Bridges, buildings, railways, streets focus of anti pipeline protests

Bridges, buildings, railways, streets focus of anti pipeline protests
Protesters, supporting the fight against a natural gas pipeline, blocking Victoria's Johnson Street Bridge Saturday

VICTORIA — From the steps of the British Columbia legislature to Vancouver’s city hall to ports, bridges, railways and streets, protests are continuing to support hereditary chiefs of the Wet’suwet’en Nation to halt construction of a natural gas pipeline in their traditional territories.

But arrests are also mounting at protest camps near construction zones of the Coastal GasLink pipeline in northwest B.C.

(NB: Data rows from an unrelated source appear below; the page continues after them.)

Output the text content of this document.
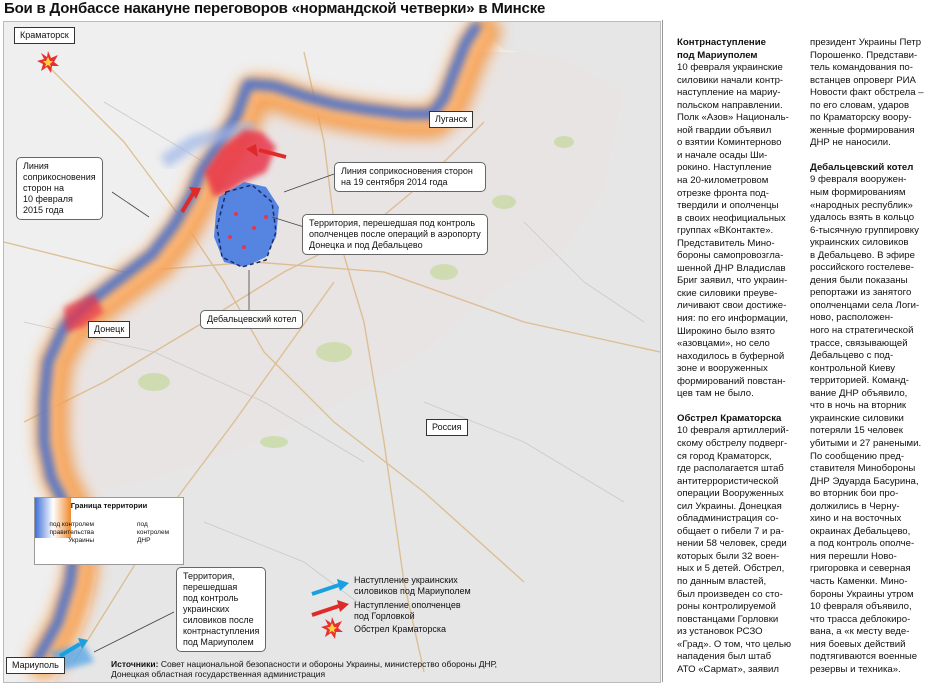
Бои в Донбассе накануне переговоров «нормандской четверки» в Минске
Краматорск
Луганск
Донецк
Мариуполь
Россия
Линия
соприкосновения
сторон на
10 февраля
2015 года
Линия соприкосновения сторон на 19 сентября 2014 года
Территория, перешедшая под контроль
ополченцев после операций в аэропорту
Донецка и под Дебальцево
Дебальцевский котел
Территория,
перешедшая
под контроль
украинских
силовиков после
контрнаступления
под Мариуполем
Граница территории
под контролем
правительства
Украины
под контролем
ДНР
Наступление украинских
силовиков под Мариуполем
Наступление ополченцев
под Горловкой
Обстрел Краматорска
Источники: Совет национальной безопасности и обороны Украины, министерство обороны ДНР,
Донецкая областная государственная администрация
Контрнаступление
под Мариуполем

10 февраля украинские
силовики начали контр-
наступление на мариу-
польском направлении.
Полк «Азов» Националь-
ной гвардии объявил
о взятии Коминтерново
и начале осады Ши-
рокино. Наступление
на 20-километровом
отрезке фронта под-
твердили и ополченцы
в своих неофициальных
группах «ВКонтакте».
Представитель Мино-
бороны самопровозгла-
шенной ДНР Владислав
Бриг заявил, что украин-
ские силовики преуве-
личивают свои достиже-
ния: по его информации,
Широкино было взято
«азовцами», но село
находилось в буферной
зоне и вооруженных
формирований повстан-
цев там не было.

Обстрел Краматорска

10 февраля артиллерий-
скому обстрелу подверг-
ся город Краматорск,
где располагается штаб
антитеррористической
операции Вооруженных
сил Украины. Донецкая
обладминистрация со-
общает о гибели 7 и ра-
нении 58 человек, среди
которых были 32 воен-
ных и 5 детей. Обстрел,
по данным властей,
был произведен со сто-
роны контролируемой
повстанцами Горловки
из установок РСЗО
«Град». О том, что целью
нападения был штаб
АТО «Сармат», заявил

президент Украины Петр
Порошенко. Представи-
тель командования по-
встанцев опроверг РИА
Новости факт обстрела –
по его словам, ударов
по Краматорску воору-
женные формирования
ДНР не наносили.

Дебальцевский котел

9 февраля вооружен-
ным формированиям
«народных республик»
удалось взять в кольцо
6-тысячную группировку
украинских силовиков
в Дебальцево. В эфире
российского гостелеве-
дения были показаны
репортажи из занятого
ополченцами села Логи-
ново, расположен-
ного на стратегической
трассе, связывающей
Дебальцево с под-
контрольной Киеву
территорией. Команд-
вание ДНР объявило,
что в ночь на вторник
украинские силовики
потеряли 15 человек
убитыми и 27 ранеными.
По сообщению пред-
ставителя Минобороны
ДНР Эдуарда Басурина,
во вторник бои про-
должились в Черну-
хино и на восточных
окраинах Дебальцево,
а под контроль ополче-
ния перешли Ново-
григоровка и северная
часть Каменки. Мино-
бороны Украины утром
10 февраля объявило,
что трасса деблокиро-
вана, а «к месту веде-
ния боевых действий
подтягиваются военные
резервы и техника».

RCMP officers arrested 11 people Saturday who allegedly barricaded themselves in a warming centre in a forested area near the work site.

Those arrested are accused of breaching a court injunction related to opposition to the 670-kilometre pipeline project that crosses Wet’suwet’en traditional territory near Smithers, B.C., located more than 1,100 kilometres northwest of Vancouver.

Wet’suwet’en supporters say the RCMP expanded the zone covered by the court injunction when it moved in to arrest the 11 people.

Protest supporters are gathering today at Vancouver city hall, and Indigenous youth and supporters continue to camp overnight on the front steps of the B.C. legislature in Victoria.

Protesters blocked Victoria’s downtown Johnson Street bridge Saturday and other groups of protesters continue their presence at Vancouver ports and railway lines in Ontario.